NewOrg will not have individual members as it has no wish to compete for such membership with its membership organisations. However, the Committee is currently discussing the possibility that it will offer Associate Member status to a few selected individuals such as academics and writers. These, may not wish to be seen to be compromising their independence by joining any specific mundialist organisation. More importantly, they could provide a pool of expertise and connections able to make a significant contribution to the Committee’s outreach programme.
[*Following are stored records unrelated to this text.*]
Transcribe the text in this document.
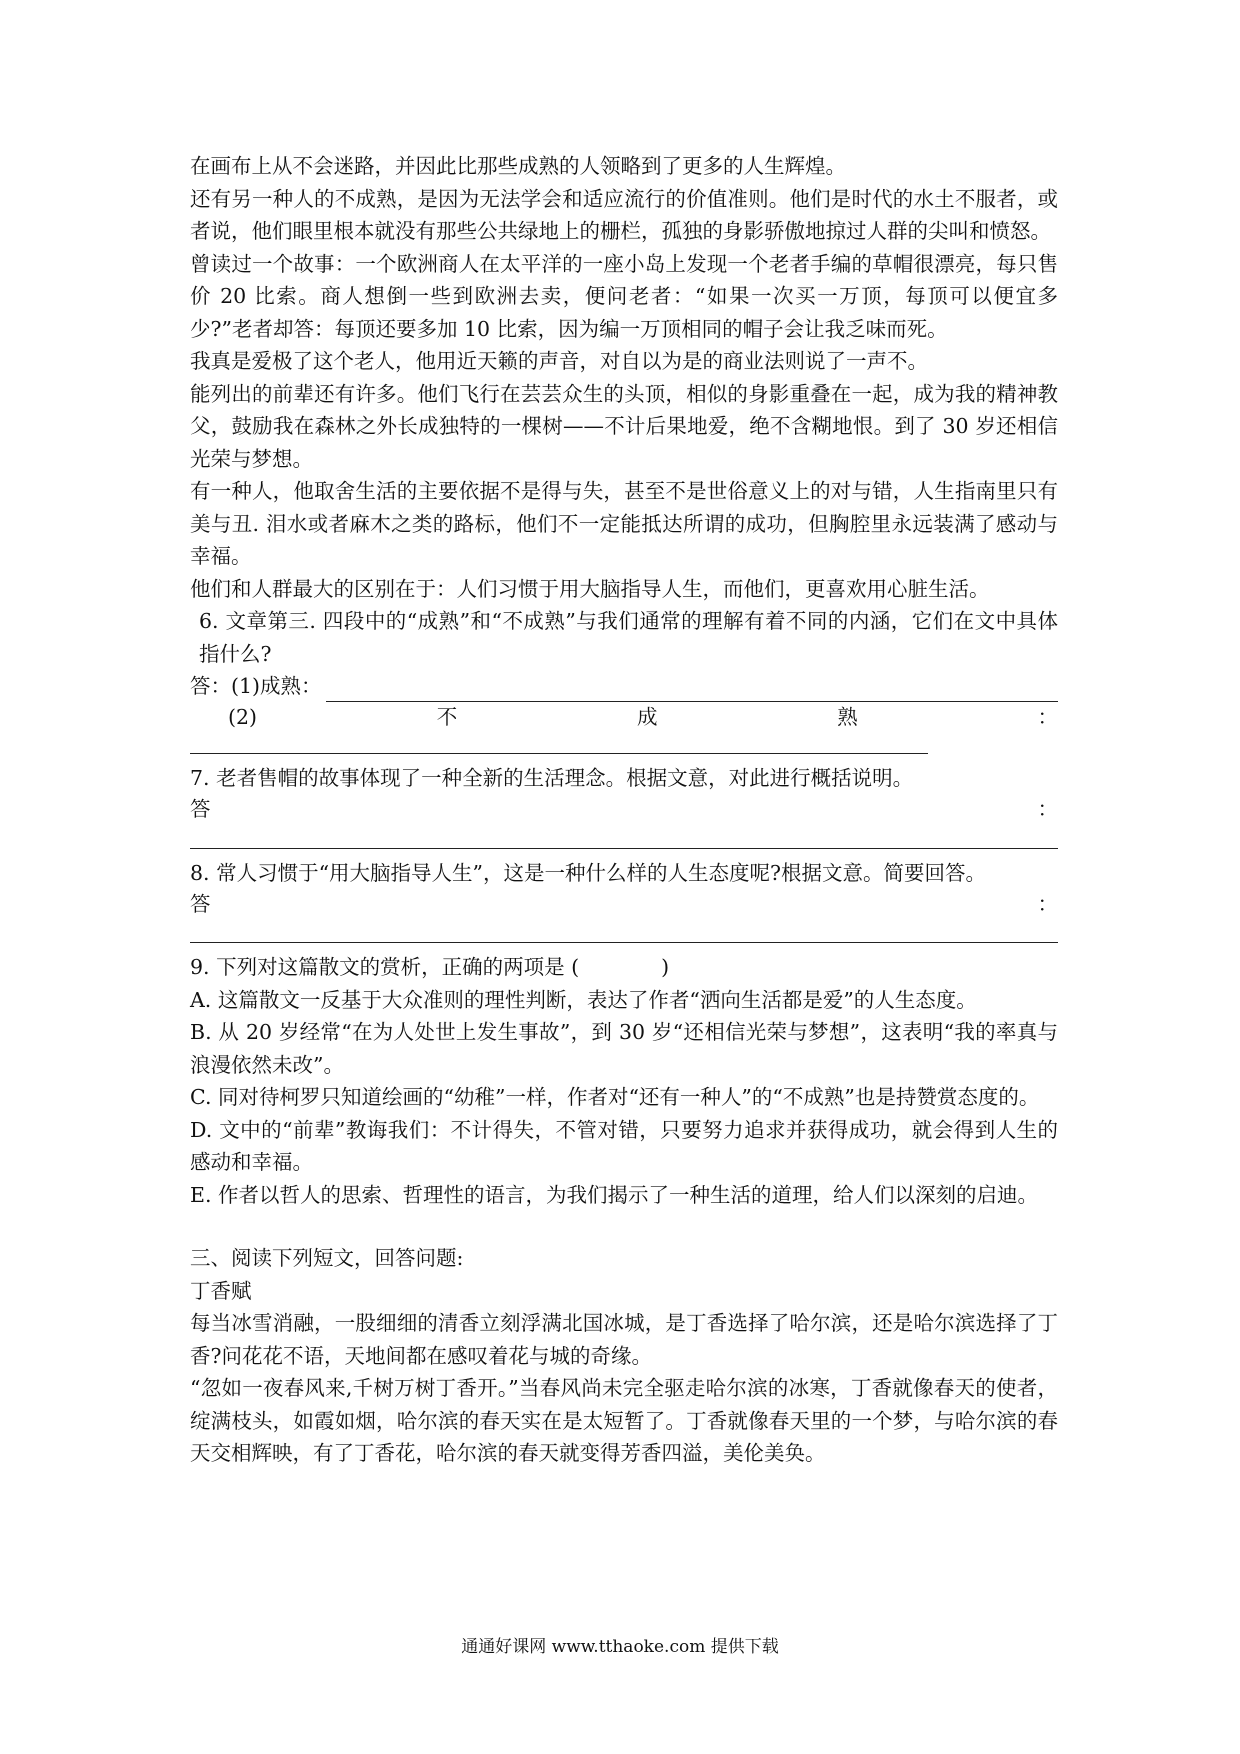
在画布上从不会迷路，并因此比那些成熟的人领略到了更多的人生辉煌。

还有另一种人的不成熟，是因为无法学会和适应流行的价值准则。他们是时代的水土不服者，或者说，他们眼里根本就没有那些公共绿地上的栅栏，孤独的身影骄傲地掠过人群的尖叫和愤怒。

曾读过一个故事：一个欧洲商人在太平洋的一座小岛上发现一个老者手编的草帽很漂亮，每只售价 20 比索。商人想倒一些到欧洲去卖，便问老者：“如果一次买一万顶，每顶可以便宜多少?”老者却答：每顶还要多加 10 比索，因为编一万顶相同的帽子会让我乏味而死。

我真是爱极了这个老人，他用近天籁的声音，对自以为是的商业法则说了一声不。

能列出的前辈还有许多。他们飞行在芸芸众生的头顶，相似的身影重叠在一起，成为我的精神教父，鼓励我在森林之外长成独特的一棵树——不计后果地爱，绝不含糊地恨。到了 30 岁还相信光荣与梦想。

有一种人，他取舍生活的主要依据不是得与失，甚至不是世俗意义上的对与错，人生指南里只有美与丑. 泪水或者麻木之类的路标，他们不一定能抵达所谓的成功，但胸腔里永远装满了感动与幸福。

他们和人群最大的区别在于：人们习惯于用大脑指导人生，而他们，更喜欢用心脏生活。

6. 文章第三. 四段中的“成熟”和“不成熟”与我们通常的理解有着不同的内涵，它们在文中具体指什么?

答：(1)成熟：
(2)	不	成	熟	：

7. 老者售帽的故事体现了一种全新的生活理念。根据文意，对此进行概括说明。

答	：

8. 常人习惯于“用大脑指导人生”，这是一种什么样的人生态度呢?根据文意。简要回答。

答	：

9. 下列对这篇散文的赏析，正确的两项是 (	)

A. 这篇散文一反基于大众准则的理性判断，表达了作者“洒向生活都是爱”的人生态度。

B. 从 20 岁经常“在为人处世上发生事故”，到 30 岁“还相信光荣与梦想”，这表明“我的率真与浪漫依然未改”。

C. 同对待柯罗只知道绘画的“幼稚”一样，作者对“还有一种人”的“不成熟”也是持赞赏态度的。

D. 文中的“前辈”教诲我们：不计得失，不管对错，只要努力追求并获得成功，就会得到人生的感动和幸福。

E. 作者以哲人的思索、哲理性的语言，为我们揭示了一种生活的道理，给人们以深刻的启迪。

三、阅读下列短文，回答问题:

丁香赋

每当冰雪消融，一股细细的清香立刻浮满北国冰城，是丁香选择了哈尔滨，还是哈尔滨选择了丁香?问花花不语，天地间都在感叹着花与城的奇缘。

“忽如一夜春风来,千树万树丁香开。”当春风尚未完全驱走哈尔滨的冰寒，丁香就像春天的使者，绽满枝头，如霞如烟，哈尔滨的春天实在是太短暂了。丁香就像春天里的一个梦，与哈尔滨的春天交相辉映，有了丁香花，哈尔滨的春天就变得芳香四溢，美伦美奂。

通通好课网 www.tthaoke.com 提供下载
While sending out this newsletter, I may as well seize the opportunity of attaching the minutes of the AGM, which was held on the 11th August. No apologies were received and no one, other than myself, attended. AGM’s are a formal bore and I was not surprised by the lack of attendance. I accept that there is no serious activity going on in Sapiens at the moment and all it has become is a source of a monthly or bi-monthly newsletter sent out to fifty or so subscribers and containing an individual commentary on the mundialist scene. As I have had no requests from members to unsubscribe, I assume that it is acceptable for me to continue in this manner for a further year.
While the demands of Simpol’s establishment in New Zealand are occupying much of my time, I do not see much scope for further development towards Sapiens’ stated objective of trying to nudge New Zealand and other nation states, towards the Inter-State Treaty Process. The goal is not abandoned and I do intend, once time becomes available, to re-energise Sapiens as an active, membership organisation working towards its stated objective.
Hugh Steadman, Blenheim, New Zealand.